On the afternoon of April 20, 2016, Directors, Harry Consalo Jr., Robert Roe and History Committee members Richard Johnston and Paul Schreppler recovered Magnolia Engine 1 from Mr. Mood’s backyard. Moore’s Garage from Felton provided a rollback truck and driver to put the Engine 1 on; an enclosed trailer was used to put the disassembled parts from the truck in and Engine 1 was returned to the Magnolia Volunteer Fire Company. President Consalo sent out the following message via the Fire Company’s messaging system: “It is my pleasure to announce that we will be housing our original Engine 1 at 1830 hours tonight April 20th. Anyone wishing to participate please come and be a part of this historic event! Thanks to everyone for bringing this truck home.” At 6:30 p.m. about 20 members of the Magnolia Volunteer Fire Company were at Station 55. The parts which were off of Engine 1 were laid out to see what we had, some photographs taken of them before being placed in the garage and then Engine 1 was rehoused. Engine 1 is home for the first time since the late 1950s, there will still be another trip to Smyrna to pick up another load of parts which were removed from the truck and then the restoration work will begin.
On April 22, 2016, Charles Dougherty and Robert Roe, with Past Chief Herbert L. Semans Sr., and Ralph Satterfield on hand, the process began of trying to determine where the parts went on the truck which had been removed. The water tank was removed from the fire engine bed. They placed the Officer's side front fender in place, attached the cab front to the frame, the gasoline tank was attached to the cab front, both rear fenders were atached and the engine hood and front bumper were temporally placed at their appropiate locations.

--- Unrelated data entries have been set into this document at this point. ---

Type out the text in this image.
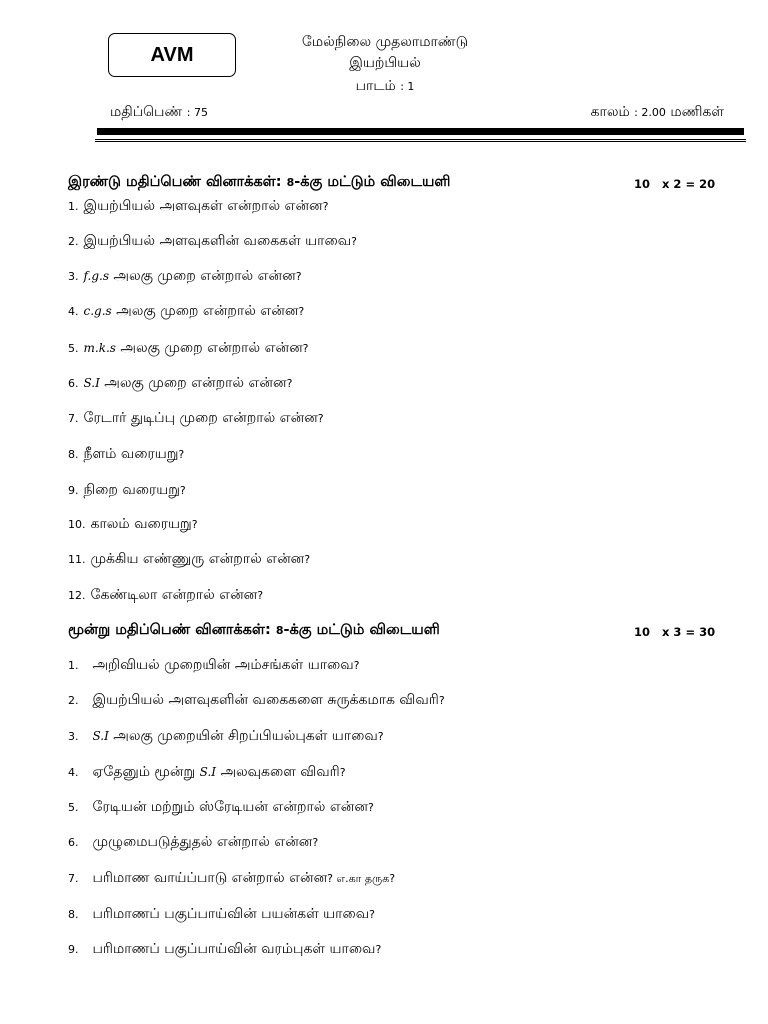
AVM
மேல்நிலை முதலாமாண்டு
இயற்பியல்
பாடம் : 1
மதிப்பெண் : 75	காலம் : 2.00 மணிகள்
இரண்டு மதிப்பெண் வினாக்கள்: 8-க்கு மட்டும் விடையளி	10   x 2 = 20
1. இயற்பியல் அளவுகள் என்றால் என்ன?
2. இயற்பியல் அளவுகளின் வகைகள் யாவை?
3. f.g.s அலகு முறை என்றால் என்ன?
4. c.g.s அலகு முறை என்றால் என்ன?
5. m.k.s அலகு முறை என்றால் என்ன?
6. S.I அலகு முறை என்றால் என்ன?
7. ரேடார் துடிப்பு முறை என்றால் என்ன?
8. நீளம் வரையறு?
9. நிறை வரையறு?
10. காலம் வரையறு?
11. முக்கிய எண்ணுரு என்றால் என்ன?
12. கேண்டிலா என்றால் என்ன?
மூன்று மதிப்பெண் வினாக்கள்: 8-க்கு மட்டும் விடையளி	10   x 3 = 30
1. அறிவியல் முறையின் அம்சங்கள் யாவை?
2. இயற்பியல் அளவுகளின் வகைகளை சுருக்கமாக விவரி?
3. S.I அலகு முறையின் சிறப்பியல்புகள் யாவை?
4. ஏதேனும் மூன்று S.I அலவுகளை விவரி?
5. ரேடியன் மற்றும் ஸ்ரேடியன் என்றால் என்ன?
6. முழுமைபடுத்துதல் என்றால் என்ன?
7. பரிமாண வாய்ப்பாடு என்றால் என்ன? எ.கா தருக?
8. பரிமாணப் பகுப்பாய்வின் பயன்கள் யாவை?
9. பரிமாணப் பகுப்பாய்வின் வரம்புகள் யாவை?
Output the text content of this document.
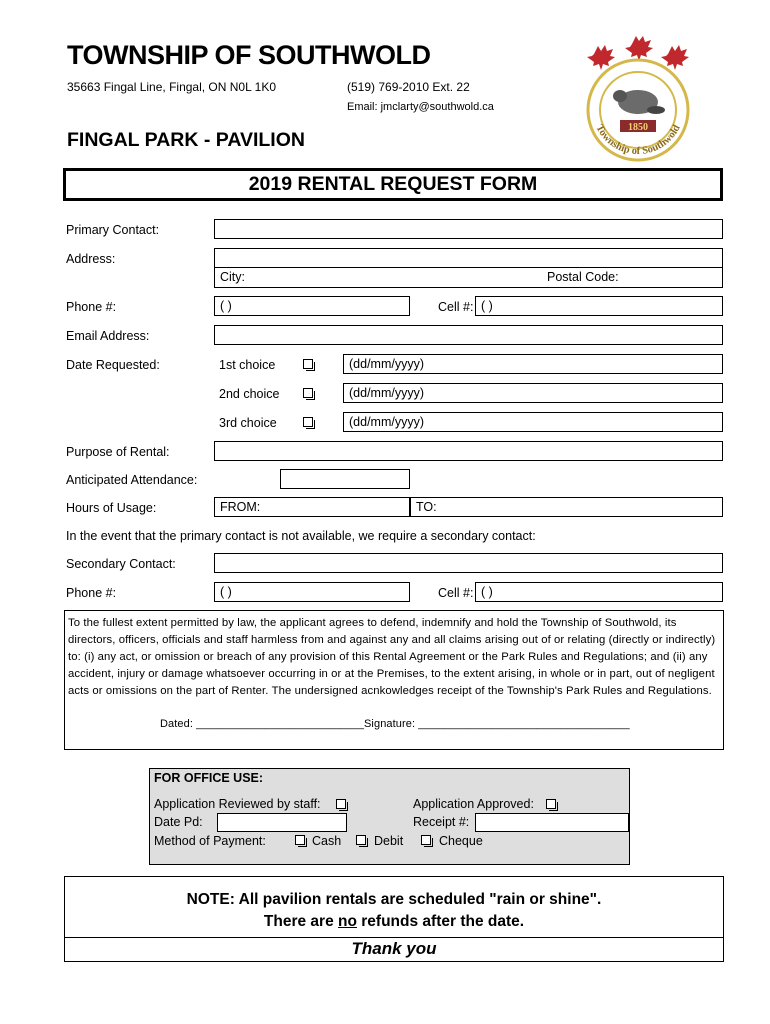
TOWNSHIP OF SOUTHWOLD
35663 Fingal Line, Fingal, ON N0L 1K0	(519) 769-2010 Ext. 22
Email: jmclarty@southwold.ca
FINGAL PARK - PAVILION
1850
Township of Southwold
2019 RENTAL REQUEST FORM
Primary Contact:
Address:
City:	Postal Code:
Phone #:	( )	Cell #: ( )
Email Address:
Date Requested:	1st choice	(dd/mm/yyyy)
2nd choice	(dd/mm/yyyy)
3rd choice	(dd/mm/yyyy)
Purpose of Rental:
Anticipated Attendance:
Hours of Usage:	FROM:	TO:
In the event that the primary contact is not available, we require a secondary contact:
Secondary Contact:
Phone #:	( )	Cell #: ( )
To the fullest extent permitted by law, the applicant agrees to defend, indemnify and hold the Township of Southwold, its directors, officers, officials and staff harmless from and against any and all claims arising out of or relating (directly or indirectly) to: (i) any act, or omission or breach of any provision of this Rental Agreement or the Park Rules and Regulations; and (ii) any accident, injury or damage whatsoever occurring in or at the Premises, to the extent arising, in whole or in part, out of negligent acts or omissions on the part of Renter. The undersigned acnkowledges receipt of the Township's Park Rules and Regulations.
Dated: ___________________________ Signature: __________________________________
FOR OFFICE USE:
Application Reviewed by staff:	Application Approved:
Date Pd:	Receipt #:
Method of Payment:	Cash	Debit	Cheque
NOTE: All pavilion rentals are scheduled "rain or shine".
There are no refunds after the date.
Thank you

All of the lug nuts were lubricated and broken loose and two of the rear tires were removed. On April 23 & 25, 2016, Jim Quillen traced out the remaining company markings on Engine 1, the original hand applied gold leafing of "MAGNOLIA VOL> FIRE CO." the number "1"; the diamond emblem on the truck wheels and the "MEMBERS ONLY" lettering which was on the rear of Engine 1.
On May 5, 2016, a crew consisting of, Harry Consalo Jr., Kevin Consalo, Jim Quillen, Robert Roe, and Paul Schreppler went to Smyrna to recover the remaining removed parts of Engine 1. They picked up the headlights with holding bar, the taillights, rear grab bar, ladder racks, water bucket rack, rear compartment door, wooden extension ladder, the motor and transmission, a spare transmission, the radiator and shroud., a Hale Fire Pump Operators Manual and a diagram of what equipmentwas where on the running boards.
On May 10 & 11, 2016, Charles Dougherty attached the following newly arrived parts back on Engine 1; the ladder racks, headlight mounting bar and the rear grab bar. The wooden ladder was palced on the officer's side of the Engine to determine if it would have to be cut down, due to it not being the original ladder. He also power washed the rear panel, fire hose box, the radiator and shroud and flushed the radiator.